“A Inviabilidade do SNS num país inviável”.
José Manuel da Silva
A Associação de Oficiais das
Forças Armadas (AOFA) promoveu um colóquio, em 8 e 9 de Outubro, sobre os
Serviços de Saúde Militares (SSM) - cuja discussão pública se tem afunilado
apenas na questão do hospital das FA.
Este colóquio tinha por objecto
chamar a atenção para a necessidade de reversão de algumas decisões, em má hora
tomadas pelos sectores do Governo ligados à defesa.
Coube ao Bastonário da Ordem dos
Médicos, Dr. José Manuel Silva, proferir a conferência inaugural.
É sobre esta conferência que
vamos incidir o escrito de hoje, não porque o tema da meritória iniciativa não
me mereça relevância, mas porque já dei q.b. para esse peditório, e
parafraseando, “vozes do céu não chegam aos burros”…

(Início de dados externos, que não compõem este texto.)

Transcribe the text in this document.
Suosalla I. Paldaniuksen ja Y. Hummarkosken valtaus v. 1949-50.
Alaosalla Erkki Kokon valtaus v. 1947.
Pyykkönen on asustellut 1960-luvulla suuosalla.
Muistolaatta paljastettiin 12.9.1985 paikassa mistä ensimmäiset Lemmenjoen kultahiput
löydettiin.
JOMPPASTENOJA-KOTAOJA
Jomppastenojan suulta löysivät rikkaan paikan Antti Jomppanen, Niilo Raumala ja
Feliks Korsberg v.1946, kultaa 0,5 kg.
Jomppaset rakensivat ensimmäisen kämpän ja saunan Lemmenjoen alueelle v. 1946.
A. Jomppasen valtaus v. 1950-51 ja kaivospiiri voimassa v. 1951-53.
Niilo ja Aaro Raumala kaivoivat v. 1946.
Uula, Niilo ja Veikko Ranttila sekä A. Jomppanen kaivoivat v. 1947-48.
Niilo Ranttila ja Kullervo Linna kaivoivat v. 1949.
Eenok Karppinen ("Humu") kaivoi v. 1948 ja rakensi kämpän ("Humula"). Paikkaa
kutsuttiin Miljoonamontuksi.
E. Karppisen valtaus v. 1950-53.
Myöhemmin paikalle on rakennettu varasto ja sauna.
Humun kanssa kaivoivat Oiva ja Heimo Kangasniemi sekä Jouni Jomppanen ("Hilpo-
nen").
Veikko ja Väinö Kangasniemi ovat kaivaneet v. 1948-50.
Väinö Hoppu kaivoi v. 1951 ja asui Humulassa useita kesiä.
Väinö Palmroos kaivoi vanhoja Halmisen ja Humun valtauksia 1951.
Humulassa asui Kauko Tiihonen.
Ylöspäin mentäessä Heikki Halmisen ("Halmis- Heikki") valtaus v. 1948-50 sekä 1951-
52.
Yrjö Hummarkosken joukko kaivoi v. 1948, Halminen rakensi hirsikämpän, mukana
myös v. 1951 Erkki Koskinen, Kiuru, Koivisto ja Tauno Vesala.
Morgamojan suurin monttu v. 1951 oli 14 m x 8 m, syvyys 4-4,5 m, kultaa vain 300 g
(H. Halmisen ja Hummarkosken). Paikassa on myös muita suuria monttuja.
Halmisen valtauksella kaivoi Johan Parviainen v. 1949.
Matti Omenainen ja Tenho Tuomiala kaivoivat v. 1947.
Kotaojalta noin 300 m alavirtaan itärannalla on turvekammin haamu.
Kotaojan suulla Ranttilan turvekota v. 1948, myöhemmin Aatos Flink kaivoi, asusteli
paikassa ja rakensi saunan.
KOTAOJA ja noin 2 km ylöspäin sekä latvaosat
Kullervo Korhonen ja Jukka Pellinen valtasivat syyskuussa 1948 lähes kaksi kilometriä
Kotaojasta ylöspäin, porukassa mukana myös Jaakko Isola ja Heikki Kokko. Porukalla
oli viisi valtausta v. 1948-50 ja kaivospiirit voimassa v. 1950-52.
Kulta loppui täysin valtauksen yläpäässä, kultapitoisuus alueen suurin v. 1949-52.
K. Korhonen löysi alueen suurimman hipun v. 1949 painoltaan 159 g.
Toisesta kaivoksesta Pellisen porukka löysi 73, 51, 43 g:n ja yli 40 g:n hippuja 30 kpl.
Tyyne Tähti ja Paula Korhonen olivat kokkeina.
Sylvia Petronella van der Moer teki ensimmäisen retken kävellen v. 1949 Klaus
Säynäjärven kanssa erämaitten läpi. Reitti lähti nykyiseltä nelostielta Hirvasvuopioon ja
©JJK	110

Que disse então o Bastonário,
pessoa conhecida no país pelas inúmeras intervenções públicas, por norma
equilibradas e apreciadas, que me despertou o interesse de um comentário?
Ao contrário do que seria
espectável pouco se referiu aos SSM, certamente por estar pouco à vontade no
assunto, mas aproveitou o ensejo para fazer uma larga exposição sobre o Serviço
Nacional de Saúde (SNS), com cópia alargada de números que espelham muito da
realidade desde há 40 anos até à actualidade.
Fez ainda umas quantas e
judiciosas considerações sobre a exploração e gestão dos recursos naturais e a
sustentabilidade do planeta terra, face ao estilo de vida consumista que os
humanos desenvolveram.
O Bastonário dissertou sobre a
austeridade causada pela “crise” em que estamos mergulhados e como esta está a
destruir o SNS e a inviabilizar todo o apoio que desde a sua criação facultou à
população.
Insurgiu-se o senhor Bastonário
contra este estado de coisas.
Eu creio que tem razão, mas vou
vestir as roupas de “advogado do demo” e colocar umas quantas questões.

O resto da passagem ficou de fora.